Ce pharaon vécut près de treize siècles avant Ramsès II. Connu pour avoir bâti la grande pyramide de Guizeh, il y a 4500 ans, ce monarque est mal connu du grand public. C’est la raison pour laquelle Zahi Hawass et Véronique Verneuil ont dû s’en remettre à la fiction pour l’évoquer.
Très documenté, ce livre s’attache à décrire le parcours du fils du pharaon Snéfrou : de sa prise du pouvoir à sa mort. S’il renseigne sur la manière dont étaient élevés les jeunes princes dans des « maisons de vie » où leur éducation mêlait apprentissage des lettres, des sciences mais aussi des choses de la religion, cet ouvrage nous en apprend aussi beaucoup sur la manière dont furent édifiés les grands monuments de l’époque.
Ils ont introduit dans ce livre toutes les découvertes récentes effectuées par les archéologues, à commencer par celles de l’Américain Mark Lehner qui a beaucoup travaillé avec Zahi sur le plateau de Guizeh. C’est lui qui a notamment exhumé l’ancien campement où vivaient les ouvriers qui ont travaillé sur les pyramides.
C’était il y a quatre mille six cents ans sur ce plateau où régnait Chéops, le pharaon devenu immortel grâce à la dernière merveille du monde qui existe aujourd’hui. Ce roman historique, inspiré de la réalité, est un récit de l’édification de la plus grande des pyramides de Guizeh raconté à la première personne par Chéops, le pharaon bâtisseur.
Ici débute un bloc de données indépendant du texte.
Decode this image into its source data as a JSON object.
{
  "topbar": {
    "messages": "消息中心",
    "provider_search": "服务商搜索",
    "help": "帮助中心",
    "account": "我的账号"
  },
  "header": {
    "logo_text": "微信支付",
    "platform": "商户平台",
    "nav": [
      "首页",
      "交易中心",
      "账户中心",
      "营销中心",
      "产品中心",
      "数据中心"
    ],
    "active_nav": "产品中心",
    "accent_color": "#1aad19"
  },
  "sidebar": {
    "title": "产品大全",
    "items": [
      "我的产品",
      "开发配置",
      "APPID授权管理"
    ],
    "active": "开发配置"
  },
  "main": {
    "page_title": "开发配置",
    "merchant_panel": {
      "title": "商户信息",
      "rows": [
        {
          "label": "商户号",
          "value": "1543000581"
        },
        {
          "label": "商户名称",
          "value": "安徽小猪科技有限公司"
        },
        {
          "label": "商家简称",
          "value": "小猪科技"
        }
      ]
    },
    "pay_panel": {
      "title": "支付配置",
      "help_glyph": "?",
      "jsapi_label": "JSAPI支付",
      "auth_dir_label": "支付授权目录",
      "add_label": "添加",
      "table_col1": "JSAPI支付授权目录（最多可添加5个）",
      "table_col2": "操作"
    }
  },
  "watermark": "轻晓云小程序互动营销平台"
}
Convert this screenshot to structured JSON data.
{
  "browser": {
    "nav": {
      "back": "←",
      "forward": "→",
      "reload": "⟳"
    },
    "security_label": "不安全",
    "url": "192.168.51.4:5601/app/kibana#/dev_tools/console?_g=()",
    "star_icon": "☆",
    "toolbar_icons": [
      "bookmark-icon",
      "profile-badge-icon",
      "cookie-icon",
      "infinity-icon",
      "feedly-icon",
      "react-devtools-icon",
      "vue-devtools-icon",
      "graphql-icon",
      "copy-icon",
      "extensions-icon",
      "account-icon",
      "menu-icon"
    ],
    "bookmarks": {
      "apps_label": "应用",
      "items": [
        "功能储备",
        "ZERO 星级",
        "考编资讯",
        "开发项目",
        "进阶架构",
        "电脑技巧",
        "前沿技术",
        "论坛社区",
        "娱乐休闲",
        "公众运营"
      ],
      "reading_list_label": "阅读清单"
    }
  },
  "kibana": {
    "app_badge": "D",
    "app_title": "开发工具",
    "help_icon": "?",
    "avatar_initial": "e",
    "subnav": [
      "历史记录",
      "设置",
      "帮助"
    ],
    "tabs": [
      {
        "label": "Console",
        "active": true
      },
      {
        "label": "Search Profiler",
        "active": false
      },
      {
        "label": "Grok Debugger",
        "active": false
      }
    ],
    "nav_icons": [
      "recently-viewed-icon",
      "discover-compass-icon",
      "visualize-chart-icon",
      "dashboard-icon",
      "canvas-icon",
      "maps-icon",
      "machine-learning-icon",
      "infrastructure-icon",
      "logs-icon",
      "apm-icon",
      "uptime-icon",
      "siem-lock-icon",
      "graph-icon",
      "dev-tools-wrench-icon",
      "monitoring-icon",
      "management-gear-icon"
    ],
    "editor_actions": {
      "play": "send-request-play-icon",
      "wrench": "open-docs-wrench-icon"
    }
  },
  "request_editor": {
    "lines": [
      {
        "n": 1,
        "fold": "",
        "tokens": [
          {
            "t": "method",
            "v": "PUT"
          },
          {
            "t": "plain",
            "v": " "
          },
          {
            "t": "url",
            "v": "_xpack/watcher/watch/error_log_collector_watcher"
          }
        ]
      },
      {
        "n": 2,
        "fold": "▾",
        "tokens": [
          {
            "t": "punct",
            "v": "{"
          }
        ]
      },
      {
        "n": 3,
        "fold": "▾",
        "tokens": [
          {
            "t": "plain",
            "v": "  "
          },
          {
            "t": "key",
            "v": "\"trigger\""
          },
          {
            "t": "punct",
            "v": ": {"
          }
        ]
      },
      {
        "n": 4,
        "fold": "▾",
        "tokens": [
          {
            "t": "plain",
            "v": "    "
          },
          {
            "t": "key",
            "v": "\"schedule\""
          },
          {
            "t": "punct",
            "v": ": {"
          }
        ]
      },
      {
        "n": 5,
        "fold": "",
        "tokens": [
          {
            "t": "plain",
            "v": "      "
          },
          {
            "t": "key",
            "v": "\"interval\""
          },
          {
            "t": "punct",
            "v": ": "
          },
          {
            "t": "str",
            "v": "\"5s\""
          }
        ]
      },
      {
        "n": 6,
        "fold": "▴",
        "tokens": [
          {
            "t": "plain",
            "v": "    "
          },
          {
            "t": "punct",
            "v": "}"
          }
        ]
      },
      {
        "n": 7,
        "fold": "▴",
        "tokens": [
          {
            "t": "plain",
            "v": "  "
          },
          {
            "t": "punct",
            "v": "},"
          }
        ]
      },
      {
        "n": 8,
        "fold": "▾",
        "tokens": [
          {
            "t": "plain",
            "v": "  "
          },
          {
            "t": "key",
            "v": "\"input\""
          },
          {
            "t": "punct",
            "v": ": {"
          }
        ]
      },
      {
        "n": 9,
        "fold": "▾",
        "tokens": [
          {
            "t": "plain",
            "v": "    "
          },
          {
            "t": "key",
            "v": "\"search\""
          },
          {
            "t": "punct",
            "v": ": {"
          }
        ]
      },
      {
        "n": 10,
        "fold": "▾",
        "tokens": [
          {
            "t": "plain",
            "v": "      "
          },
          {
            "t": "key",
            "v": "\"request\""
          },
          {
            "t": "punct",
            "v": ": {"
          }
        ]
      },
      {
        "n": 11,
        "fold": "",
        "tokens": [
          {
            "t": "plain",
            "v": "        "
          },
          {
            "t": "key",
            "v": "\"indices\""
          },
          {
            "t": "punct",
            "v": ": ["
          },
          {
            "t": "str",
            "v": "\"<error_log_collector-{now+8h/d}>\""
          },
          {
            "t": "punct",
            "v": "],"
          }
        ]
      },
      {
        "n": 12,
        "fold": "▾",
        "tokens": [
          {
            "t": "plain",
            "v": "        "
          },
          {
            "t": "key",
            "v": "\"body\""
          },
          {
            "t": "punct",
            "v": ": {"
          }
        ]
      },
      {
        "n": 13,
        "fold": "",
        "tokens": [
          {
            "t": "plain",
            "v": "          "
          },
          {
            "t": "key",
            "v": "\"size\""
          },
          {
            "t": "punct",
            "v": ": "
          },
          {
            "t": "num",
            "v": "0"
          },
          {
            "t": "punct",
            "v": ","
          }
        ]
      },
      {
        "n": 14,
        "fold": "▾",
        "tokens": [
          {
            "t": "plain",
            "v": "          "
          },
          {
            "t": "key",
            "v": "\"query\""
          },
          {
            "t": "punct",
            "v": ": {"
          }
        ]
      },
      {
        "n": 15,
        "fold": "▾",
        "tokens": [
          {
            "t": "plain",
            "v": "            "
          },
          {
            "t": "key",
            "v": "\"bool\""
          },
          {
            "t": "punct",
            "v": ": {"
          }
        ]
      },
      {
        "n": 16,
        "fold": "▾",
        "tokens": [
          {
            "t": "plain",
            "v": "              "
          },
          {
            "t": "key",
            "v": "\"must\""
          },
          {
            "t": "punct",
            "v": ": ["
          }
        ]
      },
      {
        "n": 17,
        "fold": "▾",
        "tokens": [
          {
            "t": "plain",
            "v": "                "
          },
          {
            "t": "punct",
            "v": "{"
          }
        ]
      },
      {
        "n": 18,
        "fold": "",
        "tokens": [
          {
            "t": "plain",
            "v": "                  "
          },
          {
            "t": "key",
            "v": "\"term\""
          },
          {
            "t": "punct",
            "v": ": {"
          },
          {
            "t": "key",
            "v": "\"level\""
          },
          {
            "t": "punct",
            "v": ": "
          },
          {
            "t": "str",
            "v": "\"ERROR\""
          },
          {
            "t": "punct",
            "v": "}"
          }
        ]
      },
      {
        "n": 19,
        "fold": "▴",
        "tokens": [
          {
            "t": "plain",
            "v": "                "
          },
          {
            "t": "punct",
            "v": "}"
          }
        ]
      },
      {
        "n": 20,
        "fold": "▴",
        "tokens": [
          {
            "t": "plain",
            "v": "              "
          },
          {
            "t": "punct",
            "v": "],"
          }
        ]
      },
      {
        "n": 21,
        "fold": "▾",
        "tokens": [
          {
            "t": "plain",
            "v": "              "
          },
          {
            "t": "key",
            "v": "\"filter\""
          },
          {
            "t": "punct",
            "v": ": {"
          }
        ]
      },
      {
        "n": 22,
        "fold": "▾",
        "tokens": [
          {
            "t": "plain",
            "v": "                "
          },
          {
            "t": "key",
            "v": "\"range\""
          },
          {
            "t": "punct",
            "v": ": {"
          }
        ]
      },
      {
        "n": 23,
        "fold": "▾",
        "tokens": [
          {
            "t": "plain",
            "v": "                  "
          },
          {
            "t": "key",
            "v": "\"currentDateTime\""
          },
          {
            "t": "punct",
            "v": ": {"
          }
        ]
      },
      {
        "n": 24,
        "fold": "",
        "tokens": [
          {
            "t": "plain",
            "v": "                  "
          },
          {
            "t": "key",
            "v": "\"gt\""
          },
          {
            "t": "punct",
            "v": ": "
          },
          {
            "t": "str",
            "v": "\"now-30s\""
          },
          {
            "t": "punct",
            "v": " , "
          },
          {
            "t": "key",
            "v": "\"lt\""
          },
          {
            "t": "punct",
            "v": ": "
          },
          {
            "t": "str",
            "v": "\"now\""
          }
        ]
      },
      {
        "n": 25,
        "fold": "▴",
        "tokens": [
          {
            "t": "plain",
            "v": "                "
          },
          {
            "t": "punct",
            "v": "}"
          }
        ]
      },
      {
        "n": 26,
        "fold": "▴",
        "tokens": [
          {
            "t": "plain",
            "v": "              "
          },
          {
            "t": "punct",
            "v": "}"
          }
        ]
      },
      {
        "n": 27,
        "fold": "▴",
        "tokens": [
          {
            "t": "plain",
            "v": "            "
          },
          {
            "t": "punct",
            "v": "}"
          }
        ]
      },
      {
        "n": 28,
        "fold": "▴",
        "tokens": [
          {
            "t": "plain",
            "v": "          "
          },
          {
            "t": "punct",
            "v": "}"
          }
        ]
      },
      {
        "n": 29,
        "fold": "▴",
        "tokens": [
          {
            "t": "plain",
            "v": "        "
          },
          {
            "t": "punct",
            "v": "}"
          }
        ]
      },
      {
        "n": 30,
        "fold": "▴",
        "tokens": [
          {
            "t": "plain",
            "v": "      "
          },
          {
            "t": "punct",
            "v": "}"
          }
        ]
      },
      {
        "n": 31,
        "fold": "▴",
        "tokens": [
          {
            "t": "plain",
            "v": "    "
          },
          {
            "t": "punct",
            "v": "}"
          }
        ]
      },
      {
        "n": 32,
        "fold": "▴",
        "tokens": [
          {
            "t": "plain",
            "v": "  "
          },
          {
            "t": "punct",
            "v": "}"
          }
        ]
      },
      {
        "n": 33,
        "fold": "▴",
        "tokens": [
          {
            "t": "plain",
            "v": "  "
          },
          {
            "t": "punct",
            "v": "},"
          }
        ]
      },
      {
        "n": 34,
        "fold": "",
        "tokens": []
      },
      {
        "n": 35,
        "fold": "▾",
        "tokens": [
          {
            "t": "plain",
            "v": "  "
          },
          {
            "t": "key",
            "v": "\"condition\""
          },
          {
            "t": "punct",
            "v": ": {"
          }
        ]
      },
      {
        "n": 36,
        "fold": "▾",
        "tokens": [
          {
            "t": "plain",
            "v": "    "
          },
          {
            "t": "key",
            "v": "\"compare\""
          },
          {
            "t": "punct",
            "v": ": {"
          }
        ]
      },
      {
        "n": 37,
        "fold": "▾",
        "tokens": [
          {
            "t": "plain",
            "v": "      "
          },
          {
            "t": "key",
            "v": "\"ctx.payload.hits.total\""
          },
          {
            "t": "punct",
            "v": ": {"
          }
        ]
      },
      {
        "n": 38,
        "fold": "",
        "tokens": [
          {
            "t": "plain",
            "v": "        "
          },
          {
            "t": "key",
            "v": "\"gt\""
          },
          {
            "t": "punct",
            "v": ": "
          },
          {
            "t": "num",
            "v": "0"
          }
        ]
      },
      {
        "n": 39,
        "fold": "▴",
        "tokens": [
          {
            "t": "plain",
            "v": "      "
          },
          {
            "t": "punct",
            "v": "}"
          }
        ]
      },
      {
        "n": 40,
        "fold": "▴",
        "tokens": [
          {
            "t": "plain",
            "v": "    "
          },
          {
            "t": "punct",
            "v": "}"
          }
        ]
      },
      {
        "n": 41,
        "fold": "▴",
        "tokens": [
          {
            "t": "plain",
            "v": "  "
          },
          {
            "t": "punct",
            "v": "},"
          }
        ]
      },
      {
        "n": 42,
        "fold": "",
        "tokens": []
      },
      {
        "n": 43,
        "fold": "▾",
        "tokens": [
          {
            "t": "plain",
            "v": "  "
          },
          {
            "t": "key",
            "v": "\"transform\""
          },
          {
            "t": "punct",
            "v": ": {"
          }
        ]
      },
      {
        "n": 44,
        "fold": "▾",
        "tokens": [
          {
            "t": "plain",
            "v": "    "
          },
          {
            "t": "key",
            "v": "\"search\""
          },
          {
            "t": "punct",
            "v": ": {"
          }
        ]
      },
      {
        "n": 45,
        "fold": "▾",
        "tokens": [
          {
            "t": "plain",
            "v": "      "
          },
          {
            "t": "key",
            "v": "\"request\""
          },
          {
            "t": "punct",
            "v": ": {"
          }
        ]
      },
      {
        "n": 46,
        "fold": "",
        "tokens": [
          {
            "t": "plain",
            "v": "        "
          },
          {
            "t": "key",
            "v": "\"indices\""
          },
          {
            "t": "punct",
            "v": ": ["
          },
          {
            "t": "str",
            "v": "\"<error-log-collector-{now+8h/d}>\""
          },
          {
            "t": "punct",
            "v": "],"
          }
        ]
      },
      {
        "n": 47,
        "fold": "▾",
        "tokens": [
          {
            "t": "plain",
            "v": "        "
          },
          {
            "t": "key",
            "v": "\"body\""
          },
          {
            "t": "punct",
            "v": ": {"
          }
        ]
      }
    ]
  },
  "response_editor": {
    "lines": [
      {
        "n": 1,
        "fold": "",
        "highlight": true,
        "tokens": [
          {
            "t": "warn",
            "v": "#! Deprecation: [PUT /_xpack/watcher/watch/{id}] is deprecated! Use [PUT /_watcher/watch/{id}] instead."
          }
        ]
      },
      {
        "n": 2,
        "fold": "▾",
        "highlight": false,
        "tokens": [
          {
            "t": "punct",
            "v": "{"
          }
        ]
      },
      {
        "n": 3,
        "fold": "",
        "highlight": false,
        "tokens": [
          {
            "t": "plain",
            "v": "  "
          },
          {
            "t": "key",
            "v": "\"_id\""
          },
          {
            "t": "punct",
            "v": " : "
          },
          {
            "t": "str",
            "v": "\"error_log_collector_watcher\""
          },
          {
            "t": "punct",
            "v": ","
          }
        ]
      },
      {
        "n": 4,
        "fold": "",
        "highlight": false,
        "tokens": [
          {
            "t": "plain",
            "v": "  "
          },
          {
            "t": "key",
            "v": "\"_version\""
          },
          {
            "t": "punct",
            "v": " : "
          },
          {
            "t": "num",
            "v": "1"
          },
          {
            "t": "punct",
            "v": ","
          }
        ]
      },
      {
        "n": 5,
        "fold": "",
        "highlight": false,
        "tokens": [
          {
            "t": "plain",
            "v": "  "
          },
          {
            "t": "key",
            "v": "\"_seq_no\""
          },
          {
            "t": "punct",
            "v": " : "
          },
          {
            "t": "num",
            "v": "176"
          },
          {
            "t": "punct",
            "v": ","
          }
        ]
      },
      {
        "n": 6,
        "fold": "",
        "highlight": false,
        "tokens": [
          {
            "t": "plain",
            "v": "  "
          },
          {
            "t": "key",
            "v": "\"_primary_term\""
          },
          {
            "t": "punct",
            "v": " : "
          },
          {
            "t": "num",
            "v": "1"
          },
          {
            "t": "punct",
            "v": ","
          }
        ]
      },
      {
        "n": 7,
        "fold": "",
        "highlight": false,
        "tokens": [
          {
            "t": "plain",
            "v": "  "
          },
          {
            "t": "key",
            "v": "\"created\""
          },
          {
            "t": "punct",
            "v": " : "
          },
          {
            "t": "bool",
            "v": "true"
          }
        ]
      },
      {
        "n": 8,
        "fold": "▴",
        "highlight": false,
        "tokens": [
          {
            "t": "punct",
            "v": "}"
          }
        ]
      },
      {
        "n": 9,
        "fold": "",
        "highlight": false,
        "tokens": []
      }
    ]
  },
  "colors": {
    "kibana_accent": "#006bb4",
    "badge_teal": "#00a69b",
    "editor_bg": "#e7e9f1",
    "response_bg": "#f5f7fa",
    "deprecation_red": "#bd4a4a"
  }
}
« Et moi, cria Chéops, je suis l’éternité », écrivait Victor Hugo dans « La légende des siècles : Les Pyramides » . Cette œuvre fait partie d’un ensemble de poèmes évoquant les sept merveilles du monde. Tour à tour, chaque merveille s’exprime à travers un poème, la dernière étant la pyramide de Chéops. Voilà qui inspire le beau titre de cet ouvrage dont les auteurs qui ont pris le parti de raconter, à la croisée de la fiction et de la réalité, la grande entreprise à la fois politique et urbanistique du pharaon Chéops. Une vie pleinement vécue depuis des siècles devient ainsi un moment actuel. Par la magie de l’écriture toute une ville s’édifie devant les yeux du lecteur avec force détails réels et réalistes basés sur les ruines et artefacts découverts et analysés par les archéologues depuis le début de l’égyptologie.

Il s’agit d’un sentiment qui traverse les siècles car ce n’est pas tant à travers les secrets complexes de la momification et les rituels funéraires que Chéops accède à l’éternité comme nous permet de constater ce roman historique. C’est avant tout grâce à sa prodigieuse entreprise de développement et d’urbanisation, autant que l’édification de la plus colossale des pyramides de Guizeh que ce pharaon visionnaire entre dans l’histoire.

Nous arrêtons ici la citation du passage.